# Evaluating Regression Performance

## R-Squared Intuition

* Recall that to find the best regression line through a collection of data points, the line with the smallest sum of squared residuals ($SS_{res}=\sum (y_i-\hat{y_i})^2$) is used.
* Consider instead if we calculate the distances from the data points and the average of $y$, this is known as the total sum of squares: $SS_{tot}=\sum (y_i-\bar{y})^2$
* $R^2$ is then defined as $R^2 = 1 - \frac{SS_{res}}{SS_{tot}}$
* We can think of the line at $\bar y$ as a 'default' line of best fit. The $R^2$ value is essentially checking how good your regression line (with its minimised $SS_{res}$) is compared to the 'default' line of best fit. 
  * As you minimise $SS_{res}$, $\frac{SS_{res}}{SS_{tot}}$ will become smaller; and therefore $R^2$ will become larger.
  * $R^2$ is bounded between 0% and 100%.
  * Another way to think of $R^2$ is that it is the percentage of the total variation that is being accounted for (i.e. how much variation in y can be explained by x?):
  
    $R^2 = 1 - \frac{SS_{res}}{SS_{tot}} = \frac{SS_{tot}-SS_{res}}{SS_{tot}} = \frac{\text{explained variation}}{\text{total variation}}$
    
## Adjusted R-Squared Intuition

* The same concepts above can be applied to multiple linear regression.
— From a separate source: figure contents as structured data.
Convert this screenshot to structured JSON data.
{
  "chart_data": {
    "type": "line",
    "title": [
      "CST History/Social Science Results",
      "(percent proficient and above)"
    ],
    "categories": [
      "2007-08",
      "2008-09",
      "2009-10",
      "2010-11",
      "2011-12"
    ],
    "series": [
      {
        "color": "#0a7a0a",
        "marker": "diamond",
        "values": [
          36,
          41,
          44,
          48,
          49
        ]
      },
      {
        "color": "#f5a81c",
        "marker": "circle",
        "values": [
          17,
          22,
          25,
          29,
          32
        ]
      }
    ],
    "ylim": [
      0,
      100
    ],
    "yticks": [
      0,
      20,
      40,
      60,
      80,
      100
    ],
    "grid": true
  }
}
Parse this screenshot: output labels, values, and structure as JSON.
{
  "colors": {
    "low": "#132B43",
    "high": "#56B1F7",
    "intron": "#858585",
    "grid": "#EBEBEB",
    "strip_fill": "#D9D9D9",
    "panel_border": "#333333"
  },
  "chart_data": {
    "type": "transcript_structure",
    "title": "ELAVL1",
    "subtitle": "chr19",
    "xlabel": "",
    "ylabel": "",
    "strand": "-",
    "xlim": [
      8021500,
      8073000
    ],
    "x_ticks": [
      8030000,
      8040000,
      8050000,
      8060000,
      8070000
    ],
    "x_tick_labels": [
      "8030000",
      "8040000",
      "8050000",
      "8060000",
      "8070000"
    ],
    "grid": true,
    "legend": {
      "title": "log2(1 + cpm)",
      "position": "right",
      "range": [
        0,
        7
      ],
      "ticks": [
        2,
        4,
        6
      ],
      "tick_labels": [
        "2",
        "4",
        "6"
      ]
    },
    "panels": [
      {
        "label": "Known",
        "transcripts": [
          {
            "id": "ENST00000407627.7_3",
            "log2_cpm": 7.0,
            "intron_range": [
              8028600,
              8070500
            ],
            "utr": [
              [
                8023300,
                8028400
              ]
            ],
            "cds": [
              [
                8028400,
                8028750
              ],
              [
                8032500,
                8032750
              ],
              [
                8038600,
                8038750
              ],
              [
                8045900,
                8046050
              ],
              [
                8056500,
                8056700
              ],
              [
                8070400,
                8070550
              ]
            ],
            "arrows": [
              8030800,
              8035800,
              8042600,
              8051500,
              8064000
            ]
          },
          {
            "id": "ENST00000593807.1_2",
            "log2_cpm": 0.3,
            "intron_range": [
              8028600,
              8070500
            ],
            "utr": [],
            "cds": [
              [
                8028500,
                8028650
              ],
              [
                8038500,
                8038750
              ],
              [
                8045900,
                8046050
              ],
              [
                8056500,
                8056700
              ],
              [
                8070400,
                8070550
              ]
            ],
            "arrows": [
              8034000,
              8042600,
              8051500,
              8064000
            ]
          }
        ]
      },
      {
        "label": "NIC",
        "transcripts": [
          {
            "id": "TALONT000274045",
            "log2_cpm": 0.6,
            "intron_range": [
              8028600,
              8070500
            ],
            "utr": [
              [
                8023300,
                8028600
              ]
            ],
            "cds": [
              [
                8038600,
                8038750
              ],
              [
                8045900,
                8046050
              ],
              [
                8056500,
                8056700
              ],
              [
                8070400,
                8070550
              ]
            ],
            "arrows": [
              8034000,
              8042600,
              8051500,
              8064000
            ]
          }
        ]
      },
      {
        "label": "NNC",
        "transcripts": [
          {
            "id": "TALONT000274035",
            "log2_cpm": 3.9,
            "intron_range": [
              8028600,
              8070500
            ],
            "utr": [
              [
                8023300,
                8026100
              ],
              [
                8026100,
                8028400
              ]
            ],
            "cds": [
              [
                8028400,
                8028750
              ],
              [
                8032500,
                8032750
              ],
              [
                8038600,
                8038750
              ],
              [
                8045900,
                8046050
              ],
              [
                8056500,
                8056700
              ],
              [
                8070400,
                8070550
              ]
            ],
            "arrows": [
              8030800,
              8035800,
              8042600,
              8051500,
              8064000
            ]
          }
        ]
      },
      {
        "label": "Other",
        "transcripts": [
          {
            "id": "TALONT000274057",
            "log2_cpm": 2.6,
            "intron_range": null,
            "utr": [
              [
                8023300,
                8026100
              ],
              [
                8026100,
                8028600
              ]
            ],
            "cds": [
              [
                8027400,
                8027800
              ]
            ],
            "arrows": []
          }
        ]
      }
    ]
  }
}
However, whenever you add a variable to your linear regression, the $R^2$ will never decrease. This is because, either:
    * The regression process finds that the new variable is useful and assigns it a non-zero co-efficient. In doing so, $SS_{res}$ will be further minimised - causing $R^2$ to increase; or,
    * The regression process finds that the new variable is not useful and assigns it a zero (or close to zero) co-efficient, thereby leaving $R^2$ unchanged. In practice, it is rare that the co-efficient is exactly zero due to small random correlation between $y$ and the new variable.
* Adjusted R-Squared aims to account for this:

    $\text{Adj }R^2 = 1 - (1 - R^2)\frac{n - 1}{n - p - 1}$
    
    Where:
    - $p$: number of regressors
    - $n$: sample size (number of observations)
<br><br>
* Adj. R-Squared has a penalisation factor that penalises you whenever you add more variables to your model. When variables are added, $p$ increases which in turn decreases the denominator in the last fraction, increasing $(1 - R^2)\frac{n - 1}{n - p - 1}$; and thereby reducing overall Adj. R-Squared.
  * If your new variable improves the model a lot, it will overwhelm the penalisation factor, allowing Adj. R-Squared to increase.